Chinese Economy: A New Phase
Aug 05-2020
Globalization has shown signs of backpedaling, but that doesn’t mean de-globalization will become a mainstream trend, writes Prof. Yu Miaojie of the NSD in a commentary. Due to the pandemic and the US protectionism, multilateral cooperation and negation is giving way to regional ones, yet what remains unchanged is the two core traits of globalization, namely multilateral trade and localized production.
Prof. Yu is CCP Party Chief and Deputy Dean of the NSD. He specializes in international trade, international economics, and development economics. In the commentary, he analyzes China’s economic growth in the second and third quarters, as well as prospects of the world economy and the opportunities for China amid the challenges.
Affected by a rebound of the pandemic in Beijing and the belated rollout of fiscal and monetary policies in May, the Chinese economy grew at 3.2% in the second quarter, lower than his initial expectation. He remained confident that a 5-6% growth rate is achievable in the third quarter due to the strengths of various economic index. To realize the goal of creating 9 million additional jobs for the whole year, the key will be the concurrent functioning of proactive fiscal policy, prudent monetary policy, and open policy for international trade.

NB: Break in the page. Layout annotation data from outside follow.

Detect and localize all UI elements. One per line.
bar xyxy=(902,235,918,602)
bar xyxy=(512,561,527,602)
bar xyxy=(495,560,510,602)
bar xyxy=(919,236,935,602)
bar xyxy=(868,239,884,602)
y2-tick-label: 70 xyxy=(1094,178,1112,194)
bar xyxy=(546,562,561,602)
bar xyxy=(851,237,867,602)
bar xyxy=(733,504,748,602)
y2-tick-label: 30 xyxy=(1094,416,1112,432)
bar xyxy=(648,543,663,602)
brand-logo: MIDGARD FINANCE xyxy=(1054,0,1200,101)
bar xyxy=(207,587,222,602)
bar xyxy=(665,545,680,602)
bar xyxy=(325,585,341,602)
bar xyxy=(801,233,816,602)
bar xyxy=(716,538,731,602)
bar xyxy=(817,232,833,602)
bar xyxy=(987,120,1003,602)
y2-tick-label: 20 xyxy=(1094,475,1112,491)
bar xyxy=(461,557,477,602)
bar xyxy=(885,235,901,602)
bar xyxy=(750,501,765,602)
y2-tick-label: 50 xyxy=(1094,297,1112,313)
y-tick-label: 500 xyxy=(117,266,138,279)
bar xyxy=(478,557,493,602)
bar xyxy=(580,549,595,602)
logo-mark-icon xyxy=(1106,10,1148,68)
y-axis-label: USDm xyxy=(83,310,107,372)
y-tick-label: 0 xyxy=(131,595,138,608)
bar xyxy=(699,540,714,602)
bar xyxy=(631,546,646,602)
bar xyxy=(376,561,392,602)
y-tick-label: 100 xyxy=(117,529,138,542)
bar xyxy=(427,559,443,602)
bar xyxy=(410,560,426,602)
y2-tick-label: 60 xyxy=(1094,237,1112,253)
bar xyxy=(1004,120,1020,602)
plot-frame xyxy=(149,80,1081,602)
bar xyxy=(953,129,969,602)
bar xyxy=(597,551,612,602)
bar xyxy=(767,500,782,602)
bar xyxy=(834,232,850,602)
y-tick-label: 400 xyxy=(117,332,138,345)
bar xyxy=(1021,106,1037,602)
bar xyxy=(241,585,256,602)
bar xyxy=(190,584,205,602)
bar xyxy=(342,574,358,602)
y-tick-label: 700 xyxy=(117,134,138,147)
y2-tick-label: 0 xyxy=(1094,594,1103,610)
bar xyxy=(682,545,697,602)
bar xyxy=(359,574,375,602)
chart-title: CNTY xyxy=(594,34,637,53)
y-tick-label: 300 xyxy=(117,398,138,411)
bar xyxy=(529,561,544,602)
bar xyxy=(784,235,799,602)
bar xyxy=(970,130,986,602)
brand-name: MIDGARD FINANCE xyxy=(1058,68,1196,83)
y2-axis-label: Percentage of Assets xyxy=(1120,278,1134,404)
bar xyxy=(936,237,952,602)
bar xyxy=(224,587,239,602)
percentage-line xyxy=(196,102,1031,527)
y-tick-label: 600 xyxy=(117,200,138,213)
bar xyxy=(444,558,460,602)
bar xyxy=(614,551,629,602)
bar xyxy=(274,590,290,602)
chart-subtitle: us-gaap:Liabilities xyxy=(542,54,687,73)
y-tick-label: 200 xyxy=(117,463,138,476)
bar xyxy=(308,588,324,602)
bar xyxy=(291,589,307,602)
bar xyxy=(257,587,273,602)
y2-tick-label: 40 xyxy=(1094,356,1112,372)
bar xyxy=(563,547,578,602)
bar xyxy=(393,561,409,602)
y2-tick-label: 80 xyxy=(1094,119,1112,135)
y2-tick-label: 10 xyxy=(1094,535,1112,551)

The world economy might contract by 10-15% by the year. The US or the green back market is likely to face systemic financial risk as its real economy declines and makes the financial industry shrink in size. There’s very little chance that the Chinese economy will suffer from such a risk.
The US GDP stood at USD20 trillion in 2019, while that of China at USD14 trillion. As the US economy seems on way to plummet by 20-30% for the year and China to post 2% GDP growth, the gap is narrowing fast, with huge implication for world economic order.